Eldest attends a school with a uniform, and I love it.  In September, October, May and June, he’s in khaki shorts and a navy blue polo shirt.  Easy and casual.  From November to April, he wears grey slacks, a belt, a white shirt and a school tie.  There’s a navy blazer, too, for special days.  Easy and crisp.

The uniform does everything it’s supposed to do: he looks good in it, it takes the thinking out of what to wear, it makes the kids look as crisp as can be expected for teen boys, it demarcates the school day as a time of work, it makes laundry easier and I don’t have to shop as often.

I love it.  For the boys.

The girls in the middle and upper school have to wear skirts and knee socks and, frankly, I don’t think anyone over the age of 10 should be in knee socks and a skirt.  It’s ridiculous.  The uniform, which is supposed to take how you look out of the equation, becomes about how to pull off a skirt and knee socks without looking ridiculous.  I would not want to appear in public in one.  Skirts, especially knee-length or shorter skirts, require a certain demure disposition that I have no time for.  Skirts require a level of prim and proper that makes the freedom of pants look all the more appealing.  I’d be happier to see all the students in pants all the time.  (It’s telling that when I looked for illustrations for this post, my search turned up more sexualized images of girls in uniform than I care to mention.)

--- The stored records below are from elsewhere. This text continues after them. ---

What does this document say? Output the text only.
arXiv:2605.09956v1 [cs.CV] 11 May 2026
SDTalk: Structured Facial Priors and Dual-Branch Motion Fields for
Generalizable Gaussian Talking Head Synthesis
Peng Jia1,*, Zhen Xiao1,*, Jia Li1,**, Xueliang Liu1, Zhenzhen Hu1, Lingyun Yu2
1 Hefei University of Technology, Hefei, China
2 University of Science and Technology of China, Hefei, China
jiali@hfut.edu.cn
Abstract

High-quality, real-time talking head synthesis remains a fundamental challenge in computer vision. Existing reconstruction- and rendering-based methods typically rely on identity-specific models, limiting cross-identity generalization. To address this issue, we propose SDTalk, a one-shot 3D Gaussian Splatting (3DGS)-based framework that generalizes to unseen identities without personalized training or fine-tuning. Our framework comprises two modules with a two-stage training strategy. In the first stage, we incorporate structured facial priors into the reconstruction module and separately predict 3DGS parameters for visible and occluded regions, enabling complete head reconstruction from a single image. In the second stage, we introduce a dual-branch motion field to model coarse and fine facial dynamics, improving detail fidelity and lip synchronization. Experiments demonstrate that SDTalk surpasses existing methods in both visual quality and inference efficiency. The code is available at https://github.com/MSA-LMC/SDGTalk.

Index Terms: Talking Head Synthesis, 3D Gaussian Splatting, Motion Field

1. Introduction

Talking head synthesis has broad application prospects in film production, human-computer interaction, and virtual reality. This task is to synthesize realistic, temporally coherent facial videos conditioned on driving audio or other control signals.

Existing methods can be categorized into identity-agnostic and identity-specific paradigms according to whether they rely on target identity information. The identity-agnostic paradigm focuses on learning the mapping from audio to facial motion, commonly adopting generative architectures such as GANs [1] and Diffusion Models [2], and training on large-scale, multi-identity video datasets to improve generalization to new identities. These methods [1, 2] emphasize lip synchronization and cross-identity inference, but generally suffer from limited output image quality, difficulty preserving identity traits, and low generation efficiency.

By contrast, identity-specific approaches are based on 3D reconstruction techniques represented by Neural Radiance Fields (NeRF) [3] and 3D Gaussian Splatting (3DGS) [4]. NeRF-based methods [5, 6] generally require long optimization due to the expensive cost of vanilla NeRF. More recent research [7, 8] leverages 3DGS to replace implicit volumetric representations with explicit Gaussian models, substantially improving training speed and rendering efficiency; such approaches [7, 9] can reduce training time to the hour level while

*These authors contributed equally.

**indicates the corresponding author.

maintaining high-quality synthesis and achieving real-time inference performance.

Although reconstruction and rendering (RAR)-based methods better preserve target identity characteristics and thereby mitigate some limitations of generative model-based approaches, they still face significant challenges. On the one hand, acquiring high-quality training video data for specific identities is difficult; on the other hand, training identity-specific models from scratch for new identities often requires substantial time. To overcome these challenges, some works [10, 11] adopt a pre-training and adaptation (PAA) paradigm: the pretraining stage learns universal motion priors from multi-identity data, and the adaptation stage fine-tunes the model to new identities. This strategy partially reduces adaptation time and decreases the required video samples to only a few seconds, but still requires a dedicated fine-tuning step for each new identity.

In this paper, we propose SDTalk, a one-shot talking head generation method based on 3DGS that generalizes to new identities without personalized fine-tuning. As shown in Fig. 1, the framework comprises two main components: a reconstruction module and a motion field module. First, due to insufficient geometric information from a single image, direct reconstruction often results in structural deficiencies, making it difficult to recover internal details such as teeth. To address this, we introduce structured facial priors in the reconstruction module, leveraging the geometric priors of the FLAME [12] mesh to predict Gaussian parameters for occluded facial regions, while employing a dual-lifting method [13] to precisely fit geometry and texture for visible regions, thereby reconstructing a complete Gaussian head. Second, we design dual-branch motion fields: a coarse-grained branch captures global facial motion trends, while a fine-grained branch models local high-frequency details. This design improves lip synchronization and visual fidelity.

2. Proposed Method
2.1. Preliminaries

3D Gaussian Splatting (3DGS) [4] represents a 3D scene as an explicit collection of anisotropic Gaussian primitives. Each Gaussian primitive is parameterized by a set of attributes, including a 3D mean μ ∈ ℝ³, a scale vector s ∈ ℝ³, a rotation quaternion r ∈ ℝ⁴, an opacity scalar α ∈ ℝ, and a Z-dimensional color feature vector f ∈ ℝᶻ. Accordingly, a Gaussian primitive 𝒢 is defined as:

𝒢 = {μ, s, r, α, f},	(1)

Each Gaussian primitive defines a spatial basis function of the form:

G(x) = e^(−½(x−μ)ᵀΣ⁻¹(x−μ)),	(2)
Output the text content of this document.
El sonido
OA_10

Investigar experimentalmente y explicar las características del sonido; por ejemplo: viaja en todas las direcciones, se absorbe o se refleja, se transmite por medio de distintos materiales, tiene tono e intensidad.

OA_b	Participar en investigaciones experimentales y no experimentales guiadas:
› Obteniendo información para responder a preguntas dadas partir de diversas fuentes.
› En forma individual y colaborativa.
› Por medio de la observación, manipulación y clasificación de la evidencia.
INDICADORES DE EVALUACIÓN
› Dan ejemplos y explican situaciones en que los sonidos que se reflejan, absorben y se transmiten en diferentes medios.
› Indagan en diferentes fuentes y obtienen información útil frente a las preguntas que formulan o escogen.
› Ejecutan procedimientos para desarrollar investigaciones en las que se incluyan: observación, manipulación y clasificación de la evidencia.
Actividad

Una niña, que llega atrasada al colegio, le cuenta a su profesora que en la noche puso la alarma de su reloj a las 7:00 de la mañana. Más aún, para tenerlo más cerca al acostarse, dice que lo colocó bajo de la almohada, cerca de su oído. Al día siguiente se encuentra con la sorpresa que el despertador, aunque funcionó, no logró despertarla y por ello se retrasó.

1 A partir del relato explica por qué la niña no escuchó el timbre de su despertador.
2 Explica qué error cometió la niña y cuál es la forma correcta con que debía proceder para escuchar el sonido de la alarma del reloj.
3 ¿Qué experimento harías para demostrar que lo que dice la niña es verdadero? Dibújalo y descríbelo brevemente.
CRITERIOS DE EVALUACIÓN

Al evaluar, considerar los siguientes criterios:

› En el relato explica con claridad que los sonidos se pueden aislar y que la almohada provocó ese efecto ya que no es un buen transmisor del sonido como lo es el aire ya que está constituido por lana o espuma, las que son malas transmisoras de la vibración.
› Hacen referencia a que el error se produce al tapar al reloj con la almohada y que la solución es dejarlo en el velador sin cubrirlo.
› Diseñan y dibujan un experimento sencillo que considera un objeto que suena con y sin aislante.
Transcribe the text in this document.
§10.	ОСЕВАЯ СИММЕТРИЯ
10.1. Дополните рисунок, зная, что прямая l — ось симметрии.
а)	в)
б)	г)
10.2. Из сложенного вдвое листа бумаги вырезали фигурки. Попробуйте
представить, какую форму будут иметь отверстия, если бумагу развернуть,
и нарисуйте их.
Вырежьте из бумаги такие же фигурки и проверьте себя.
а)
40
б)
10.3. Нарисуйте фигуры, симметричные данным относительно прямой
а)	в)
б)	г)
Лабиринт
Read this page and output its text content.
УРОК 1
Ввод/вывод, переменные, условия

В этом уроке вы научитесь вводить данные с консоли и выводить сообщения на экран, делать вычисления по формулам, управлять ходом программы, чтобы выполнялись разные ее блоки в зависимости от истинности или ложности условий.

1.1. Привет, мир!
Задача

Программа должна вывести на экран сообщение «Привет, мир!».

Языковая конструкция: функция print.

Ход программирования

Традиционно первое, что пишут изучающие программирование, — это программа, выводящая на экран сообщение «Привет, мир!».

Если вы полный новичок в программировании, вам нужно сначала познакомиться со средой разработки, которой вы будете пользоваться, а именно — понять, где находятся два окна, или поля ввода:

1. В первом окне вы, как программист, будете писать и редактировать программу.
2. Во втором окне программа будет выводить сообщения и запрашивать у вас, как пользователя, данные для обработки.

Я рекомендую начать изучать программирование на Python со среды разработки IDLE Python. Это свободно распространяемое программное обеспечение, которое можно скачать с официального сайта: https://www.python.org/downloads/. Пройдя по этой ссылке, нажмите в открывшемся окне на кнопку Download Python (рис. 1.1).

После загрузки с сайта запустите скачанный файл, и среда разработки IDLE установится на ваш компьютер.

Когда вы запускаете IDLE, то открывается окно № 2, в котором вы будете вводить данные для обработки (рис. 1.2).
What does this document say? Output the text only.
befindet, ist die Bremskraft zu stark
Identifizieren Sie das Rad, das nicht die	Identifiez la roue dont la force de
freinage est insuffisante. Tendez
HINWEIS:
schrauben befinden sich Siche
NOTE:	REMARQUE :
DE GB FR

So, while I love the freedom that the uniform gives me as the parent of a boy, I hate the way that a uniform skirt limits the freedom of the girls who have to wear it.

A uniform double standard.



3 thoughts on “A Uniform Double Standard

  1. I also have a love/hate relationship with uniforms and dress codes. I think that teaching children to dress appropriately for the work place is what we should be doing by the time they are in middle school and high school. Not suits and ties, but business casual, khakis, polo shirts, nice blouses and skirts (if they choose). If it is appropriate for work it is appropriate for school should be what we are teaching them so when they do get a job we don’t have to make HR recommendations like no t-shirts with words or ripped jeans are to be worn in the work place.

    • In the UK that whole “dress for work” thing kicks in for most school 6th forms (age 16+)…or at least it used to. I think some places have become a bit more casual now to match the further education colleges – it goes along with things like calling teachers by their first names (which I think is a little bit too casual while still in “secondary school”)

  2. Is it really a double standard to have a “traditional” gender-based uniform? It is probably outdated (losts of schools now give girls the option of either pants or a skirt), but the schools are enforcing the same gender rules on both the boys (I’m assuming they can’t opt for a skirt/dress) and the girls.
    However, yes knee socks on teenagers sounds ridiculous!